I’m speechless. I know the stories from our Scriptures. I’ve heard of such things, where angels of the Lord appeared to our Fathers, but me? Why me? Why now? Why is this messenger here, standing right next to the altar where I am serving? Through the rolling waves of incense, I can see the bright light. I can hear the voice with its clear tone calling me by name and saying, “Do not be afraid.” I feel my legs tremble beneath me and fear I cannot continue to stand. “Your prayer has been heard.” What prayer? My prayer for our people? Is the Messiah to come soon?
“Your wife Elizabeth will bear you a son and you will name him John.” I suddenly realize he is speaking about Elizabeth, my wife. My heart stops again. I feel frozen. Does he mean our prayer? That is the one to be answered; the silent plea that never leaves me? He just said that she will bear me a son and we are to name him John. I can’t believe it. Will I really have a son? The faint images begin bouncing in my mind. What will he look like? Will he be strong, playful, or serious? Will he have eyes like mine or his mom’s smile? I rub my eyes and shake my head. What is happening right now?

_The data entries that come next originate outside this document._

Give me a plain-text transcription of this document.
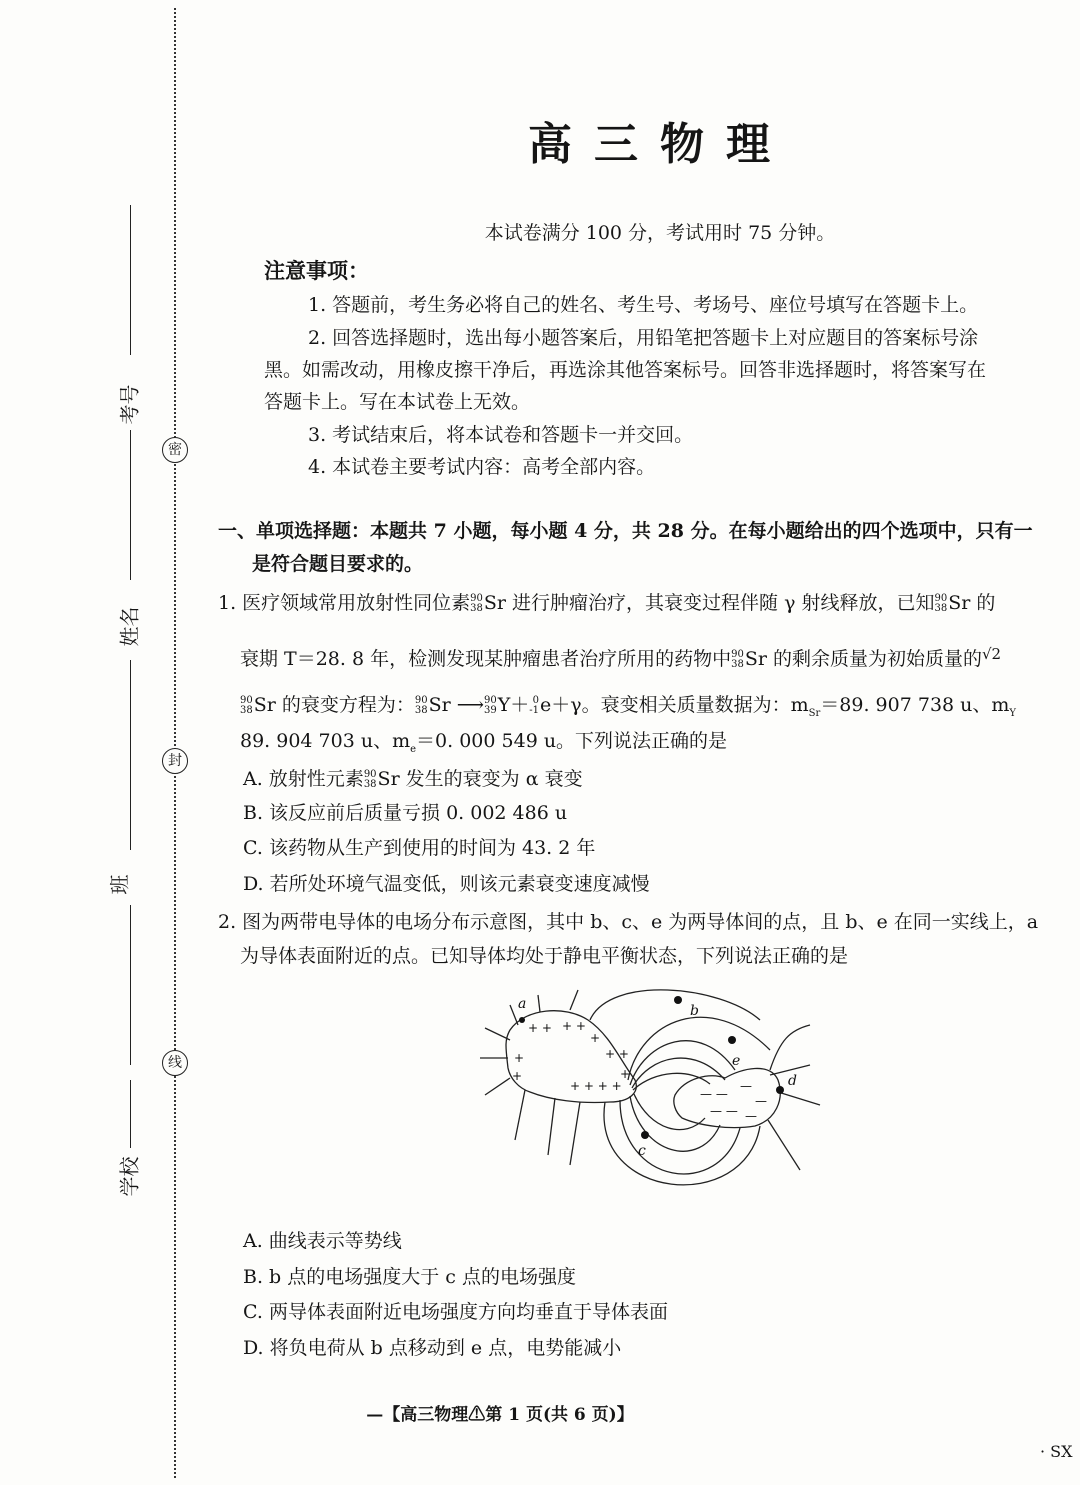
密
封
线
考号
姓名
班
学校
高三物理
本试卷满分 100 分，考试用时 75 分钟。
注意事项：
1. 答题前，考生务必将自己的姓名、考生号、考场号、座位号填写在答题卡上。
2. 回答选择题时，选出每小题答案后，用铅笔把答题卡上对应题目的答案标号涂
黑。如需改动，用橡皮擦干净后，再选涂其他答案标号。回答非选择题时，将答案写在
答题卡上。写在本试卷上无效。
3. 考试结束后，将本试卷和答题卡一并交回。
4. 本试卷主要考试内容：高考全部内容。
一、单项选择题：本题共 7 小题，每小题 4 分，共 28 分。在每小题给出的四个选项中，只有一
是符合题目要求的。
1. 医疗领域常用放射性同位素90
38Sr 进行肿瘤治疗，其衰变过程伴随 γ 射线释放，已知90
38Sr 的
衰期 T＝28. 8 年，检测发现某肿瘤患者治疗所用的药物中90
38Sr 的剩余质量为初始质量的√2
90
38Sr 的衰变方程为：90
38Sr ⟶90
39Y＋ 0
-1e＋γ。衰变相关质量数据为：$m_{Sr}=89$. 907 738 u、$m_Y$
89. 904 703 u、$m_e=0$. 000 549 u。下列说法正确的是
A. 放射性元素90
38Sr 发生的衰变为 α 衰变
B. 该反应前后质量亏损 0. 002 486 u
C. 该药物从生产到使用的时间为 43. 2 年
D. 若所处环境气温变低，则该元素衰变速度减慢
2. 图为两带电导体的电场分布示意图，其中 b、c、e 为两导体间的点，且 b、e 在同一实线上，a
为导体表面附近的点。已知导体均处于静电平衡状态，下列说法正确的是
a	b
c
d
e
+ + + +
+
+	+ +
+
+ + + +
+
— —
—
—
— — —
A. 曲线表示等势线
B. b 点的电场强度大于 c 点的电场强度
C. 两导体表面附近电场强度方向均垂直于导体表面
D. 将负电荷从 b 点移动到 e 点，电势能减小
—【高三物理⚠第 1 页(共 6 页)】
· SX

Even as my heart is racing and I gaze at the beauty of this messenger, I want to hear more. Yet, part of me wants to rush home and see Elizabeth. How do I tell her? Will she believe me? What if this doesn’t happen and I’ve gotten her hopes up? I need to hear more. I need proof. How can I believe such a thing as this is real?
Reflection Questions: Do you believe that God still sends us messages today, like He did for Zechariah? Maybe we don't have an angel surrounded by bright light speaking in a loud voice, but have you ever had a moment where you believed God was speaking to you? Have you ever longed to hear His voice? What can you start doing today, that might allow you to listen more attentively to the message He wants you to hear?
Prayer: Heavenly Father, are you speaking to me? I long to hear Your voice and understand what You desire of me? Who do You want me to be? How do You want me to live? What blessings are You longing to shower upon me, if I would only open my hands to receive them. Help me to quiet the busyness around me and look for Your messengers in my life, so that I can hear You speak. Amen.